Further, the Awards provide a conditional right to shares and may be forfeited or affected by your termination of employment, as set forth in the Grant Agreements. For avoidance of doubt, your rights, if any, to the Awards upon termination of employment shall be determined as set forth in the Grant Agreements, including, without limitation, where (i) you are considered to be unfairly dismissed without good cause; (ii) you are dismissed for disciplinary or objective reasons or due to a collective dismissal; (iii) you terminate service due to a change of work location, duties or any other employment or contractual condition; or (iv) you terminate service due to the Company’s or any of its subsidiaries or Affiliates’ unilateral breach of contract. Consequently, the termination of your employment for any of the above reasons shall be deemed an “Other Termination of Employment” or any termination other than an enumerated termination circumstance under your Grant Agreements, unless otherwise determined by the Company, in its sole discretion.

Securities Law Notice. The Awards granted under the Plan do not qualify as securities under Spanish regulations. By the grant of the Awards, no "offer of securities to the public", as defined under Spanish law, has taken place or will take place in Spanish territory. The present document and any other document relating to the offer of Awards under the Plan has not been nor will it be registered with the Comisión Nacional del Mercado de Valores (Spanish Securities Exchange Commission), and it does not constitute a public offering prospectus.
    
    



        

The following language replaces Section 6 (“Non-solicitation, Non-competition and Compliance with Agreements") of the Stock Option Grant Agreement, Section 7 (“Non-solicitation, Non-competition and Compliance with Agreements") of the Restricted Stock Unit Grant Agreement, and Section 7 (“Non-solicitation, Non-competition and Compliance with Agreements") of the Performance Stock Unit Grant Agreement in its entirety:

“The Award and related benefits deriving from this Grant Agreement (i.e., Dividend Equivalent cash amounts) are provided to the Grantee in consideration of, and as an adequate economic compensation for, the Grantee’s execution and due compliance of the post-contractual (after employment termination) non-solicitation limitations that he/she undertakes pursuant to this Section of the Grant Agreement and/or in any existing non-competition agreement with the Company or any of its Affiliates.

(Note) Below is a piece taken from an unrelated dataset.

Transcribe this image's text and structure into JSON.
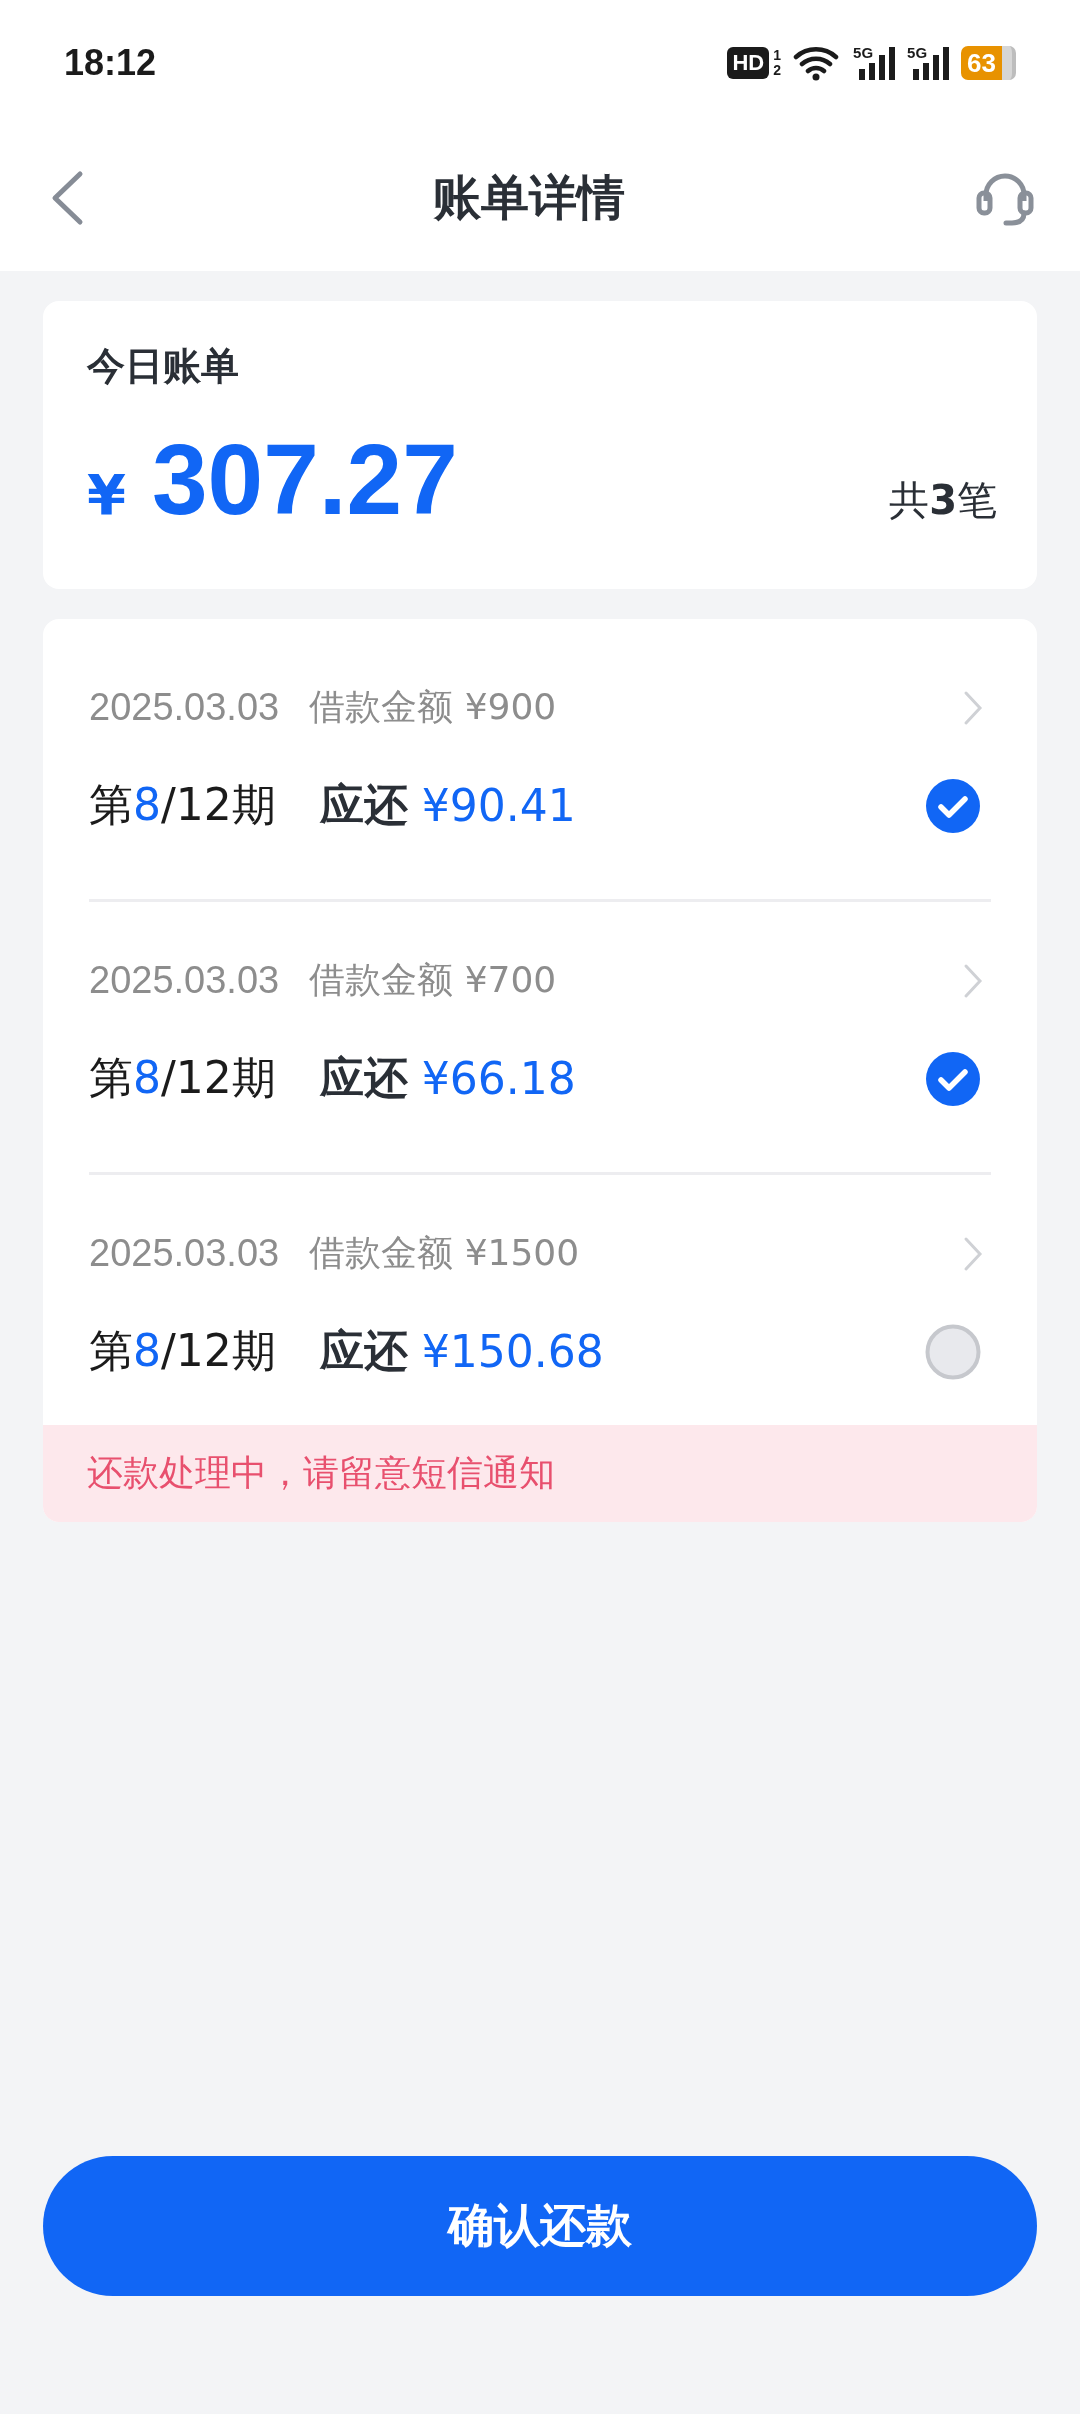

During the Grantee’s employment with the Company or its Affiliate, and for the one-year period following termination of such employment (the “Restriction Period”), the Grantee will not, without prior written approval from the Committee: (a) whether on his or her own behalf or in conjunction with any other person or third party, directly or indirectly solicit or encourage any person who is a Lead Professional Band or higher employee of the Company or any of its Affiliates (a “Restricted Person”) to terminate his or her employment relationship with, or accept any other employment outside of, the Company and its Affiliates; (b) directly hire, or recommend or cause to be hired by an entity for which the Grantee works, or with which the Grantee is otherwise associated or owns more than a 1% ownership interest, any person who is, or was within one year before or after the Grantee’s termination of employment with the Company and its Affiliates, a Restricted Person; or (c) provide any non-public information regarding any Restricted Person, including, but not limited to, compensation data, performance evaluations, skill sets or qualifications, etc., to any external person in connection with employment outside the Company and its Affiliates, including, but not limited to, recruiters and prospective employers. The above restrictions do not apply once a Restricted Person has been formally notified of his or her impending layoff from the Company or any of its Affiliates.

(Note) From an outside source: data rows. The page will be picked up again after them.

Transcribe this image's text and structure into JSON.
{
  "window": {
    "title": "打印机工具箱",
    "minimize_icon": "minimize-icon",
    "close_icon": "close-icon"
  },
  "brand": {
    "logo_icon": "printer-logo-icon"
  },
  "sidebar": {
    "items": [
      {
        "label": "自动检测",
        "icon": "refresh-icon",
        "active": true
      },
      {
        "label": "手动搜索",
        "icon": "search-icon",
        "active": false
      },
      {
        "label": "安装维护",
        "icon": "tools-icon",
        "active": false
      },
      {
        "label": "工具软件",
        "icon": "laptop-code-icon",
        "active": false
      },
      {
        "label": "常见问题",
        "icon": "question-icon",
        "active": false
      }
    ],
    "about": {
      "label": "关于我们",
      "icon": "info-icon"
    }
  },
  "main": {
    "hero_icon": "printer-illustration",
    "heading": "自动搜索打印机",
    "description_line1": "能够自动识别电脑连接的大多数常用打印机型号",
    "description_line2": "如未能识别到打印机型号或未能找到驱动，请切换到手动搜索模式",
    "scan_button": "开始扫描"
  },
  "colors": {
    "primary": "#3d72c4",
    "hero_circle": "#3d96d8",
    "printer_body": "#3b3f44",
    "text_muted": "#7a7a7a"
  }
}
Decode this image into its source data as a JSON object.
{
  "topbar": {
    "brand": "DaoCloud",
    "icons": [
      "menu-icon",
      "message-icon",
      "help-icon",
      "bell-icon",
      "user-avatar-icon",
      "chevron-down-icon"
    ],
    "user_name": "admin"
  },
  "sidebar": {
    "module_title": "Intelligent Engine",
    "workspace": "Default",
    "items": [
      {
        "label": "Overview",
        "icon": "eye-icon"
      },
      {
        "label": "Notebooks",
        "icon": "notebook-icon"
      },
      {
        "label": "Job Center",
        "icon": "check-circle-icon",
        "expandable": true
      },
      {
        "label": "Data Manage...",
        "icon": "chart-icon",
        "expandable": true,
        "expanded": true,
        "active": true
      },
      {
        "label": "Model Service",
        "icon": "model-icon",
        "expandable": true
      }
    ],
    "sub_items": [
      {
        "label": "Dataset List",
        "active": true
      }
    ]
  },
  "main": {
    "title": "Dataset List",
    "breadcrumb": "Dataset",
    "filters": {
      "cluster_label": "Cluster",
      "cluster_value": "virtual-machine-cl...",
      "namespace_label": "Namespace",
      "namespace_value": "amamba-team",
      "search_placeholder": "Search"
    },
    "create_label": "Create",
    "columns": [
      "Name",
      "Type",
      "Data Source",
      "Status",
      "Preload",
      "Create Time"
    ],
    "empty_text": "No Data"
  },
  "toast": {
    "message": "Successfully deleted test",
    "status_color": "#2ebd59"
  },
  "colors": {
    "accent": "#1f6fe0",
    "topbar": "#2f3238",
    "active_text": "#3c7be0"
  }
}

Furthermore, during the Grantee’s employment with the Company or its Affiliate, and for all periods thereafter, the Grantee will not breach his or her Employee Innovation and Proprietary Information Agreement or “EIPIA” or otherwise disclose the Company’s or Affiliate’s non-public information.

In consideration for the post-contractual non-solicitation undertakings assumed by the Grantee pursuant to this Section of the Grant Agreement and/or in any existing non-competition agreement with the Company or any of its
    
    



        
affiliates, the Grantee will receive adequate compensation, which will consist of the economic gain that the Grantee will obtain from the Award (including any related cash amounts).

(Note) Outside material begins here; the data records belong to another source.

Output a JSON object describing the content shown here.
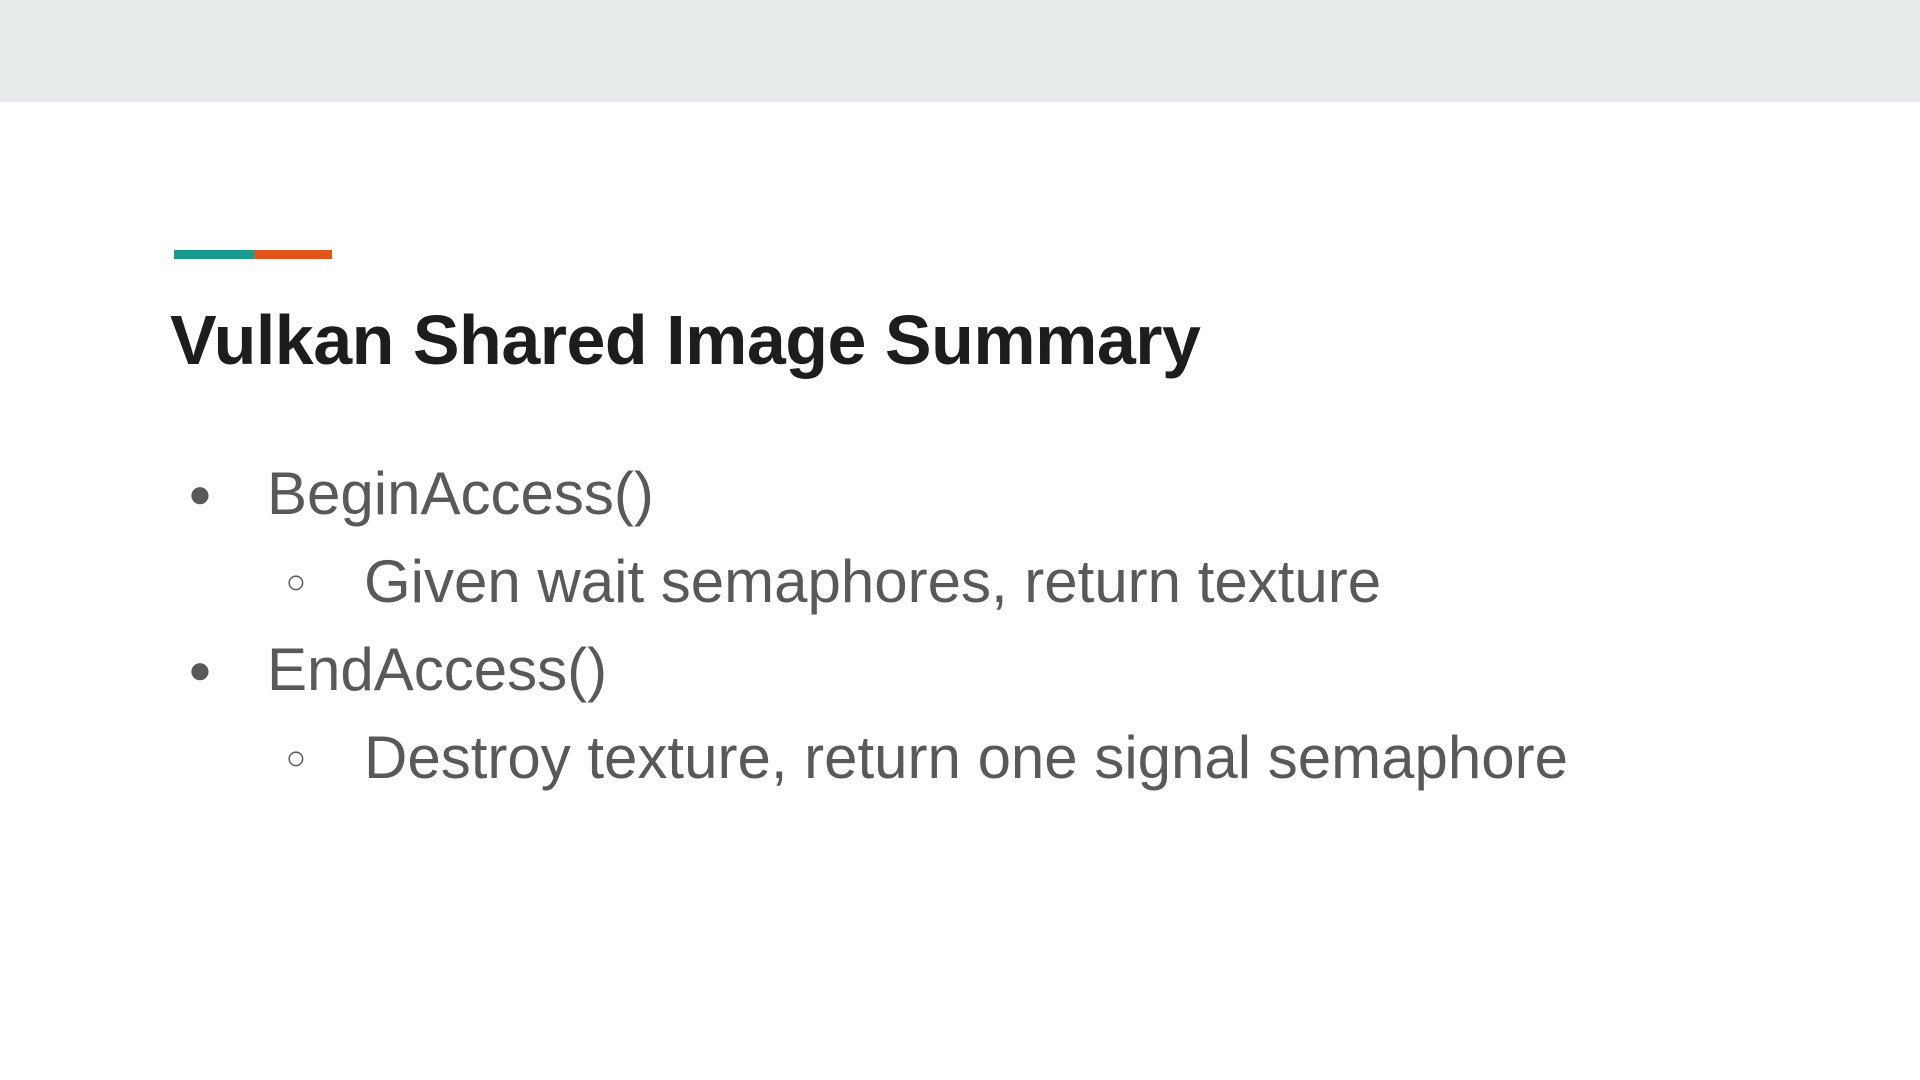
{
  "slide": {
    "title": "Vulkan Shared Image Summary",
    "accent_colors": [
      "#1a9b8f",
      "#e0551c"
    ],
    "background_band_color": "#e8ebec"
  },
  "bullets": [
    {
      "level": 1,
      "marker": "●",
      "text": "BeginAccess()"
    },
    {
      "level": 2,
      "marker": "○",
      "text": "Given wait semaphores, return texture"
    },
    {
      "level": 1,
      "marker": "●",
      "text": "EndAccess()"
    },
    {
      "level": 2,
      "marker": "○",
      "text": "Destroy texture, return one signal semaphore"
    }
  ]
}
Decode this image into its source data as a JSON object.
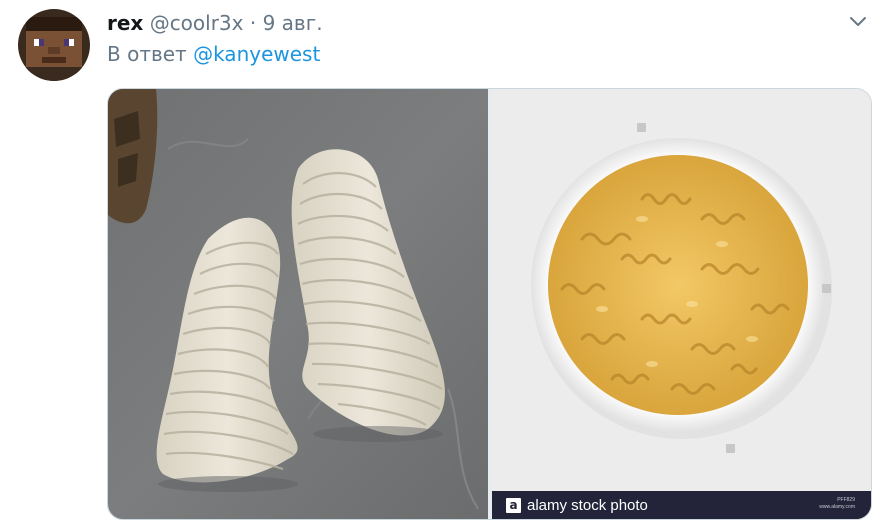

During the Restriction Period, the Grantee will commit himself/herself to notify the Company and its Affiliates, within a period of five business days after his/her commencement of a new activity (whether in his/her own name or on behalf of any other person, any other company or entity or in any of those cases specified in this Section), of the name of the company or companies that engage his/her services, whether under an employment contract or a services agreement, the activity of the company or companies, and the duties that the Grantee will carry out in such company or companies.

The Grantee agrees that in case he/she would breach the non-solicitation covenants, the Grantee shall be obliged to reimburse to the Company and its Affiliates, without limitation, the full amounts he/she would have obtained as post-contractual compensation (whether by means of the Award, any cash amounts and any additional cash lump-sum payment).

To the extent permitted under local law, the Company and its Affiliates will be entitled to an injunction and/or other equitable relief, without the necessity of posting security, to prevent the breach of such obligations. The Grantee also agrees to indemnify and hold the Company and its Affiliates harmless from any loss, claim or damages, including, without limitation, all reasonable attorneys’ fees, costs and expenses incurred in enforcing its rights under this Grant Agreement, as well as repay any payments made hereunder (regardless of whether the Award is vested), except to the extent that such reimbursement is prohibited by law.

The Grantee agrees that (i) the Company and its Affiliates hold an effective and evident commercial and industrial interest in regulating the non-solicitation covenants; (ii) the compensation agreed is totally adequate and highly compensates the post-contractual limitations assumed by the Grantee; and (iii) since any breach by him or her of the foregoing obligations inevitably would cause substantial and irreparable damage to the Company and its Affiliates, that the agreed money damages are fair.”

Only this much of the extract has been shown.